Language Models Need Sleep: Periodic Context Consolidation via Fast Weights and SSM Blocks
This paper proposes a sleep-like consolidation mechanism for transformer-based LLMs to address the quadratic scaling of attention with context length. During 'sleep' phases, the model performs N offline recurrent passes over accumulated context, updating fast weights in state-space model (SSM) blocks via a learned local rule, then clears the KV cache. The approach is evaluated on synthetic tasks (cellular automata, multi-hop graph retrieval) and math reasoning, where standard transformers and SSM-attention hybrids fail, with performance scaling with sleep duration N.
Functional Attention: Reinterpreting Attention as Functional Correspondences for Operator Learning
This paper introduces Functional Attention, a novel attention mechanism for operator learning that replaces standard softmax token-wise affinities with structured linear operators inspired by geometric functional maps. The approach treats attention as a correspondence between adaptive bases rather than discrete tokens, yielding a resolution-invariant, globally-aware representation.
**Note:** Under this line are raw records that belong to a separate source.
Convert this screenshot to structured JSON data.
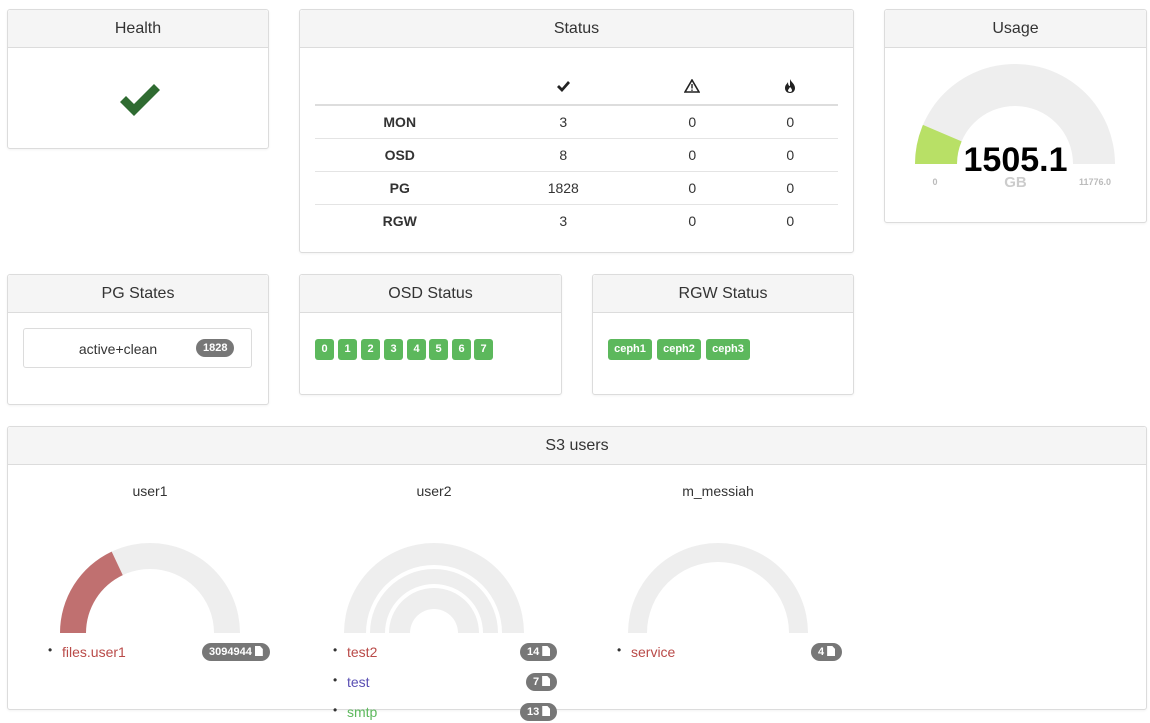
{
  "health": {
    "title": "Health",
    "state_icon": "check-icon"
  },
  "status": {
    "title": "Status",
    "columns": [
      {
        "icon": "check-icon",
        "glyph": "✔"
      },
      {
        "icon": "warning-icon",
        "glyph": "⚠"
      },
      {
        "icon": "fire-icon",
        "glyph": "🔥"
      }
    ],
    "rows": [
      {
        "label": "MON",
        "ok": "3",
        "warn": "0",
        "err": "0"
      },
      {
        "label": "OSD",
        "ok": "8",
        "warn": "0",
        "err": "0"
      },
      {
        "label": "PG",
        "ok": "1828",
        "warn": "0",
        "err": "0"
      },
      {
        "label": "RGW",
        "ok": "3",
        "warn": "0",
        "err": "0"
      }
    ]
  },
  "usage": {
    "title": "Usage",
    "value": "1505.1",
    "unit": "GB",
    "min": "0",
    "max": "11776.0",
    "used": 1505.1,
    "total": 11776.0,
    "gauge_color": "#b8e066"
  },
  "pg_states": {
    "title": "PG States",
    "items": [
      {
        "label": "active+clean",
        "count": "1828"
      }
    ]
  },
  "osd_status": {
    "title": "OSD Status",
    "osds": [
      "0",
      "1",
      "2",
      "3",
      "4",
      "5",
      "6",
      "7"
    ],
    "color": "#5cb85c"
  },
  "rgw_status": {
    "title": "RGW Status",
    "gateways": [
      "ceph1",
      "ceph2",
      "ceph3"
    ],
    "color": "#5cb85c"
  },
  "s3_users": {
    "title": "S3 users",
    "users": [
      {
        "name": "user1",
        "buckets": [
          {
            "name": "files.user1",
            "count": "3094944",
            "color": "#b94a48",
            "fraction": 0.36
          }
        ]
      },
      {
        "name": "user2",
        "buckets": [
          {
            "name": "test2",
            "count": "14",
            "color": "#b94a48",
            "fraction": 0.0
          },
          {
            "name": "test",
            "count": "7",
            "color": "#5a4fb3",
            "fraction": 0.0
          },
          {
            "name": "smtp",
            "count": "13",
            "color": "#5cb85c",
            "fraction": 0.0
          }
        ]
      },
      {
        "name": "m_messiah",
        "buckets": [
          {
            "name": "service",
            "count": "4",
            "color": "#b94a48",
            "fraction": 0.0
          }
        ]
      }
    ]
  }
}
Experiments show competitive or state-of-the-art performance on PDE solving, 3D segmentation, and regression tasks, with robustness to varying discretizations.
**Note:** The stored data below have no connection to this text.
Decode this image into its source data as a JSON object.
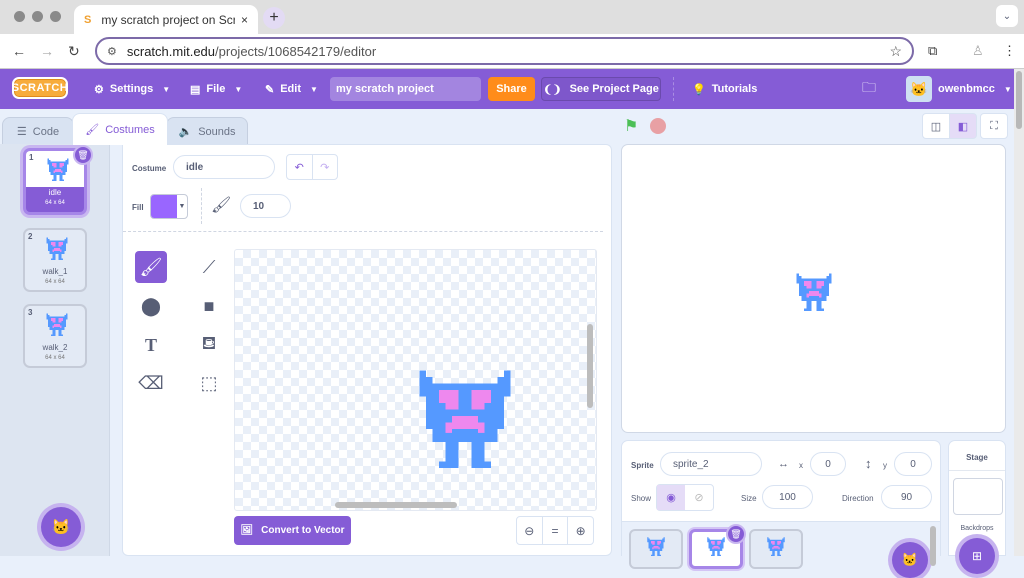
{
  "browser": {
    "tab_title": "my scratch project on Scratch",
    "tab_favicon": "scratch-cat-icon",
    "url_host": "scratch.mit.edu",
    "url_path": "/projects/1068542179/editor",
    "close_glyph": "×",
    "newtab_glyph": "+",
    "back_glyph": "←",
    "forward_glyph": "→",
    "reload_glyph": "↻",
    "star_glyph": "☆",
    "menu_glyph": "⋮"
  },
  "menubar": {
    "logo": "SCRATCH",
    "settings": "Settings",
    "file": "File",
    "edit": "Edit",
    "project_title": "my scratch project",
    "share": "Share",
    "see_project_page": "See Project Page",
    "tutorials": "Tutorials",
    "username": "owenbmcc",
    "accent": "#855cd6",
    "share_color": "#ff8c1a"
  },
  "editor_tabs": [
    {
      "label": "Code",
      "active": false
    },
    {
      "label": "Costumes",
      "active": true
    },
    {
      "label": "Sounds",
      "active": false
    }
  ],
  "costumes": [
    {
      "num": "1",
      "name": "idle",
      "size": "64 x 64",
      "selected": true
    },
    {
      "num": "2",
      "name": "walk_1",
      "size": "64 x 64",
      "selected": false
    },
    {
      "num": "3",
      "name": "walk_2",
      "size": "64 x 64",
      "selected": false
    }
  ],
  "paint": {
    "costume_label": "Costume",
    "costume_name": "idle",
    "fill_label": "Fill",
    "fill_color": "#9966ff",
    "brush_size": "10",
    "convert_label": "Convert to Vector",
    "zoom_out": "−",
    "zoom_reset": "=",
    "zoom_in": "+"
  },
  "sprite_info": {
    "sprite_label": "Sprite",
    "sprite_name": "sprite_2",
    "x_label": "x",
    "x_value": "0",
    "y_label": "y",
    "y_value": "0",
    "show_label": "Show",
    "size_label": "Size",
    "size_value": "100",
    "direction_label": "Direction",
    "direction_value": "90"
  },
  "stage_pane": {
    "title": "Stage",
    "backdrops_label": "Backdrops"
  },
  "sprite_colors": {
    "body": "#5599ff",
    "face": "#ee88ee"
  }
}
SAERL: Using Sparse Autoencoders to Guide LLM Reinforcement Learning Data Engineering
SAERL is a post-training data engineering framework that uses Sparse Autoencoders (SAEs) — a mechanistic interpretability tool — to extract intrinsic model signals for controlling data diversity, difficulty, and quality during RL fine-tuning. The framework applies SAE-space clustering for batch diversity, a difficulty proxy for curriculum ordering, and a quality probe for data filtering. On Qwen2.5-Math-1.5B with GRPO, SAERL achieves 3% average accuracy improvement and reaches target accuracy with 20% fewer training steps. SAE representations transfer across model families and scales, suggesting broad applicability as a lightweight data engineering tool.
SMoA: Spectrum Modulation Adapter for Parameter-Efficient Fine-Tuning
SMoA is a new parameter-efficient fine-tuning method that addresses LoRA's trade-off between rank size and parameter budget. It partitions model layers into spectral blocks and applies Hadamard-modulated low-rank branches to each diagonal block, enabling broader coverage of pretrained spectral directions without proportionally increasing trainable parameters. Theoretical analysis and empirical results on multiple tasks show SMoA outperforms LoRA and competitive LoRA-style baselines in lower-budget settings.